Many years later, Time Enough for Love, Volumes 1 & 2 made it to my iPod through my Audible subscription. Time Enough for Love was originally published in 1973. Given its content, I can’t imagine it would have made its way to my small Kansas town. Puritan criticism of the book center on the sexual relations of Lazarus Long. Under various Nom-de-plumes, he sleeps with everyone related to him. He even skips back in time to fall in love with his mother, completing the circle of life, and tying a bow on his long-winded story. I wonder whether the same critics root for Jaime Lannister, tune in for the latest royal scandal, and insist on purebred dogs.
Lazarus’s need to interbreed is part of the Howard Families storyline, a group choosing mates based on their lifespans, all with the goal of producing Woodrow Wilson Smith, the man who would live forever.
If you can get past your puritan outrage at the stories framing, you find a work that meanders like The Brothers Karamazov. It could end with a single sentence, but you don’t want it to. You enjoy the tales from this man’s extended life and want to hear more.
At its core, Time Enough for Love is Heinlein’s framing of several stories he wanted to tell. The tales Lazarus relates could stand on their own as shorts, or even novels. Like Dostoevsky’s Karamazov you know how it is going to end, how it must end, but you enjoy the ride all the same. Unlike The Brothers Karamazov, I have not read Time Enough for Love a second time.
Heinlein’s Influence on Science Fiction
What else I have read by Robert A. Heinlein? He serialized most of his work in magazines and abridged novels before I was born. I imagine my first discovery of his work was in the public library, a compendium of his serialized work, or as a reprint in one of the many issues of Analog or Astounding Stories, my friends kept around. I spent my allowance on comics and the three newsmagazines: Time, Newsweek, and U.S. News and World Report. Don’t judge, I was on the debate team.
The Puppet Masters may have influenced the creation of the orhatea, but only through the Goa’uld of Stargate and not because I have bothered to read the book. I tried to read Starship Troopers, but found the film more entertaining. And there in lies the problem with the triumvirate of science fiction authors we are supposed to worship; many of their stories are boring, with just enough plot to frame the social or technical boundary they were trying to upset.

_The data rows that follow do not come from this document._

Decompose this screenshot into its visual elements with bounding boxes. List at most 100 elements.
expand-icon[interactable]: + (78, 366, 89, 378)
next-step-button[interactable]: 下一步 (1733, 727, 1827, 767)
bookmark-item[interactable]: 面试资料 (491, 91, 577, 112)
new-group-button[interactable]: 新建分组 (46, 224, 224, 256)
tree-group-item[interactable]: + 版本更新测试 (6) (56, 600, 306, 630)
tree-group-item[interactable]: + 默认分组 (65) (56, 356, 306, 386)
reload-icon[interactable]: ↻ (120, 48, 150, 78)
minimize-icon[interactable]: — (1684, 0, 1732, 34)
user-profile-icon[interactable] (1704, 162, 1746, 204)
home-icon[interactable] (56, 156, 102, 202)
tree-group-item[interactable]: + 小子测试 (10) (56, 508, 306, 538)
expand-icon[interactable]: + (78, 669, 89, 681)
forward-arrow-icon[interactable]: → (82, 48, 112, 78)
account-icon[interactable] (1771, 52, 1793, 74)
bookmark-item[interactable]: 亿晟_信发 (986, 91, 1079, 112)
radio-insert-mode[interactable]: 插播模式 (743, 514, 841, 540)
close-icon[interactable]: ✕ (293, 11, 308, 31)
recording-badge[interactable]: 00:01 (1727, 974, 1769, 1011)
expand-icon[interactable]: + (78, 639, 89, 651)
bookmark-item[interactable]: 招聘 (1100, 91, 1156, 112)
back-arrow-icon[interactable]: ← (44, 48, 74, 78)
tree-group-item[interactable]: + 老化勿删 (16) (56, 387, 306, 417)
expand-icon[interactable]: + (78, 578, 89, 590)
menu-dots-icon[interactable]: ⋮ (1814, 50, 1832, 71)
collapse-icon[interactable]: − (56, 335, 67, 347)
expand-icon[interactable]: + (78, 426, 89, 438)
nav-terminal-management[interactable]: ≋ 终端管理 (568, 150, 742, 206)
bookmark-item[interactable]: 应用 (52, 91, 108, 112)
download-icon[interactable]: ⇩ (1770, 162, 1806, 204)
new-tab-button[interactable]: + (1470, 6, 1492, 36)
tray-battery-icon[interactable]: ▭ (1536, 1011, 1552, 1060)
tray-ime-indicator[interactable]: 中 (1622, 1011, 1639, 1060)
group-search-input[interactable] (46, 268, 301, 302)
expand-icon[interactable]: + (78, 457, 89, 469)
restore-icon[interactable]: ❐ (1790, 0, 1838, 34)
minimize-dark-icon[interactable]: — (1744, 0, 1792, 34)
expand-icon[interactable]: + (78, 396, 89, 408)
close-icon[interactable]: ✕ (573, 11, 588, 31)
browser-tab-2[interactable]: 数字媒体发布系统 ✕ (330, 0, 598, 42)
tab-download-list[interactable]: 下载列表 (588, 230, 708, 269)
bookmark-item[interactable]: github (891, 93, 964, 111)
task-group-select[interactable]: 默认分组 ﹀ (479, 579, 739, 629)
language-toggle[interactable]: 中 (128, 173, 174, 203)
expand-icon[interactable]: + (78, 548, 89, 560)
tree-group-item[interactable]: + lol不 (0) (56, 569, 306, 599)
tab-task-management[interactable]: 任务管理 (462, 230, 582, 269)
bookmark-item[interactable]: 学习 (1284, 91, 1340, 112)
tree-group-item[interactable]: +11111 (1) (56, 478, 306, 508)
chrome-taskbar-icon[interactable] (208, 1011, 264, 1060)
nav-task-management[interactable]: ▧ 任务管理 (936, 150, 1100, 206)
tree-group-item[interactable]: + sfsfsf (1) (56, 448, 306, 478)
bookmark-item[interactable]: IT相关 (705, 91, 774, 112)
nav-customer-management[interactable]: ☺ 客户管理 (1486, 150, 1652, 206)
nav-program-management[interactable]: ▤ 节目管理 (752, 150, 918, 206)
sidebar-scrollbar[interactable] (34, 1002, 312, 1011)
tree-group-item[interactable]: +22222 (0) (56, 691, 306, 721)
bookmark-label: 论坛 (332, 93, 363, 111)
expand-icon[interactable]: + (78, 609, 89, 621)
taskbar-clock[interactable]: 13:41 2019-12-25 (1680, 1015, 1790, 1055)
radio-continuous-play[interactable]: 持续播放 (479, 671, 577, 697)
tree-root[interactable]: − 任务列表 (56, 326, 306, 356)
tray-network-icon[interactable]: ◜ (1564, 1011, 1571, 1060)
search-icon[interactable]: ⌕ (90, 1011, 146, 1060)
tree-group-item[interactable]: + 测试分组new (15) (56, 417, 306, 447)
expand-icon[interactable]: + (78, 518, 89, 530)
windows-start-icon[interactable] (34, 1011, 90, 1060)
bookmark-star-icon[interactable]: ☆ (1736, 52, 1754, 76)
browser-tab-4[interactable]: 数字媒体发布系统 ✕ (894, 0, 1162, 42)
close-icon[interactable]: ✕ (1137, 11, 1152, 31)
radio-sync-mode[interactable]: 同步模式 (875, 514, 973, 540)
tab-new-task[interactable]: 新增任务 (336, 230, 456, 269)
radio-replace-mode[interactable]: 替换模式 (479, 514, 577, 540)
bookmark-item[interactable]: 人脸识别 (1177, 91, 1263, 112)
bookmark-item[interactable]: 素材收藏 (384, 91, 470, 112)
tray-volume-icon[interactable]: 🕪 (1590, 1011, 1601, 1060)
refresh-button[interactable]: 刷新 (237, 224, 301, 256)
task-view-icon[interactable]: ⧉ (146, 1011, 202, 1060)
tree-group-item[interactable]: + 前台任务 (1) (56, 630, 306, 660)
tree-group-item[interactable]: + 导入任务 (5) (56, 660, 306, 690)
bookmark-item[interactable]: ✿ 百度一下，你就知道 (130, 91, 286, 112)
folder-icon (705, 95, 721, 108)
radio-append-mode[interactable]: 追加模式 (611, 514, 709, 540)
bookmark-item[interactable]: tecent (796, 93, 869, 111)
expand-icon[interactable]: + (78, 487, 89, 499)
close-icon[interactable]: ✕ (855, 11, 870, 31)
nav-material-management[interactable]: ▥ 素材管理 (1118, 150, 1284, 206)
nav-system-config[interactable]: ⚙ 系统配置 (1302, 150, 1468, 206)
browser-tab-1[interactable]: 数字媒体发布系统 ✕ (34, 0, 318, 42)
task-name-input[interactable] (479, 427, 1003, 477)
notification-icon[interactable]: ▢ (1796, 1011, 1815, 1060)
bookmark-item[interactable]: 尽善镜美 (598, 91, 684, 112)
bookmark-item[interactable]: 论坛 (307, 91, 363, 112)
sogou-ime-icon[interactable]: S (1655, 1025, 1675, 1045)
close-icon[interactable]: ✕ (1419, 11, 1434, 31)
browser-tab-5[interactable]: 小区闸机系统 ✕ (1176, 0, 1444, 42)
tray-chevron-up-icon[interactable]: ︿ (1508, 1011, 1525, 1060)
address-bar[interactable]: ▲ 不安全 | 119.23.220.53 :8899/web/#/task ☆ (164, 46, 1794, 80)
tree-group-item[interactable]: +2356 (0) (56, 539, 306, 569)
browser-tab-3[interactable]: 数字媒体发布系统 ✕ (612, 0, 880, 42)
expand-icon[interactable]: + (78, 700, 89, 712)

My biggest criticism of Heinlein is that he suffered from the lazy use of the first-person narrative. A connivence that gives the author permission to limit characterizations to that of the narrator. We never know what the world around Lazarus Long is like without himself being the center of it.
On the other hand, the first-person narrative is perfect for Alex in Job: A Comedy of Justice. Locked into his thoughts, we must suffer his fortunes and misfortunes until he understands that his love for Margrethe is a greater reward than the ones heaven had for him. Maybe that’s the point of Lazarus’s story as well; put away those preconceptions and love.